You know that person at work who has a new idea every five minutes? Who says at least once a meeting, “I was thinking about it, and why don’t we…?”
That’s Ed Jamison. But he’s not some tech entrepreneur – he’s an expert in animal welfare with decades of government experience, and now the Director of Operation Kindness in Carrollton, Texas.
Ed joins us today to explain how he has used data to help governments revamp their animal control programs into animal welfare programs. He’s got a huge catalog of dog stories dating back decades to his days as a newbie Animal Warden in Ohio, where he convinced his bemused supervisors to try new methods to old problems by staying on budget. Or his time as Chief Animal Control Officer in Cleveland, where he rebranded both the agency (to Animal Welfare and Control) and the negative reputation of the city’s rescue pittie population to the very cool City Dogs.

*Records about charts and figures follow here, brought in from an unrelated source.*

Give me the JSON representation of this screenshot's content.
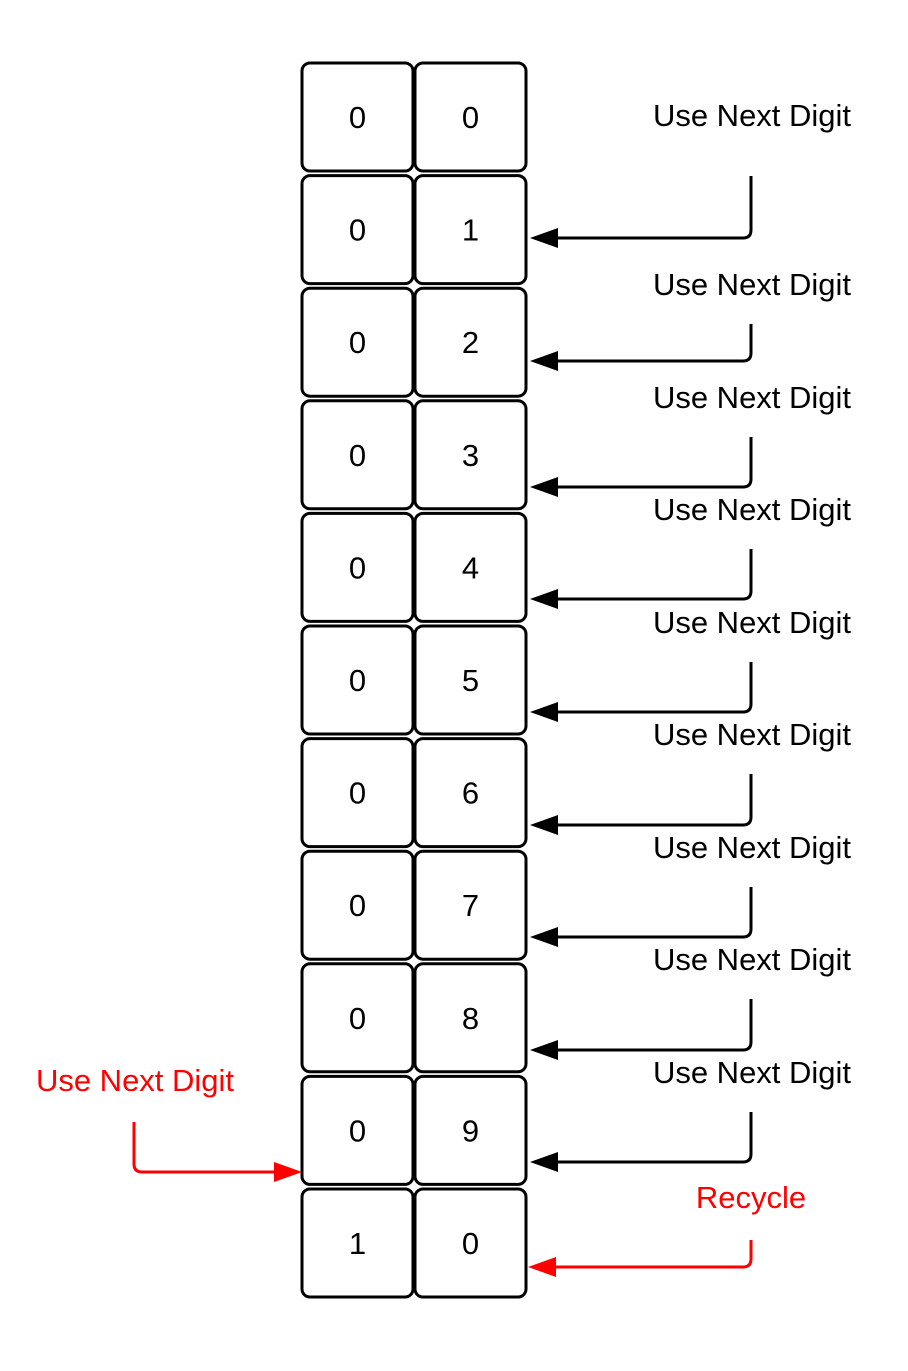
{
  "colors": {
    "line": "#000000",
    "accent": "#ff0000",
    "cell_fill": "#ffffff"
  },
  "table": {
    "rows": [
      {
        "left": "0",
        "right": "0"
      },
      {
        "left": "0",
        "right": "1"
      },
      {
        "left": "0",
        "right": "2"
      },
      {
        "left": "0",
        "right": "3"
      },
      {
        "left": "0",
        "right": "4"
      },
      {
        "left": "0",
        "right": "5"
      },
      {
        "left": "0",
        "right": "6"
      },
      {
        "left": "0",
        "right": "7"
      },
      {
        "left": "0",
        "right": "8"
      },
      {
        "left": "0",
        "right": "9"
      },
      {
        "left": "1",
        "right": "0"
      }
    ]
  },
  "annotations": {
    "right_labels": [
      "Use Next Digit",
      "Use Next Digit",
      "Use Next Digit",
      "Use Next Digit",
      "Use Next Digit",
      "Use Next Digit",
      "Use Next Digit",
      "Use Next Digit",
      "Use Next Digit"
    ],
    "recycle_label": "Recycle",
    "left_label": "Use Next Digit"
  }
}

Whether taking dogs out for jogs to leverage their need for exercise into positive marketing for pittbulls, showing up at any dog-friendly business with super awesome rescues, lowering euthanasia rates in Dallas (where he served as Director of Dallas Animal Services), starting a pet food bank for people in need, to literally saving lives – dog AND human – by reducing loose dogs on the street, Ed has been searching for leverage in animal welfare.
Stepping into the directorship of Operation Kindness makes Ed’s work, for the first time, non-governmental. Now that he has private support and funding for his big ideas, he’s able to help the already-pioneering 501c3 to help even more people. As the pandemic rages, he’s got the animals in mind – because as he points out, behind every animal in need, there is a human in need, too.
About Ed Jamison
Ed Jamison became CEO of Operation Kindness in March of 2021. Previously, Ed was Chief Animal Control Officer for the City of Cleveland. He then served as the Director of Dallas Animal Services (DAS), where he led a staff of more than 200 employees, rebuilt the volunteer base, and instituted new, progressive programming. The “Dallas 90” campaign was designed to help create a community where all people and animals are safe, treated with respect, and have access to the resources needed to thrive. Ed’s policies and programs have been copied all over the country. He is currently the President of Texas Unites, Vice President of the National Animal Care & Control Association, and Board Member for the Association of Animal Welfare Advancement and Shelter Animals Count. Ed’s love for animals means that he also has many pets at home, including a few foster fails. His pets include his dogs (Gurble and Esme), cats (Bertram, Deliah, Riley, Weston, Nestor, Merwin, Scrappy, and Kiwi), goldfish (Iragoo), cows (Cookie, Sprout, and Oliver), and miniature donkeys (Fern and Evie).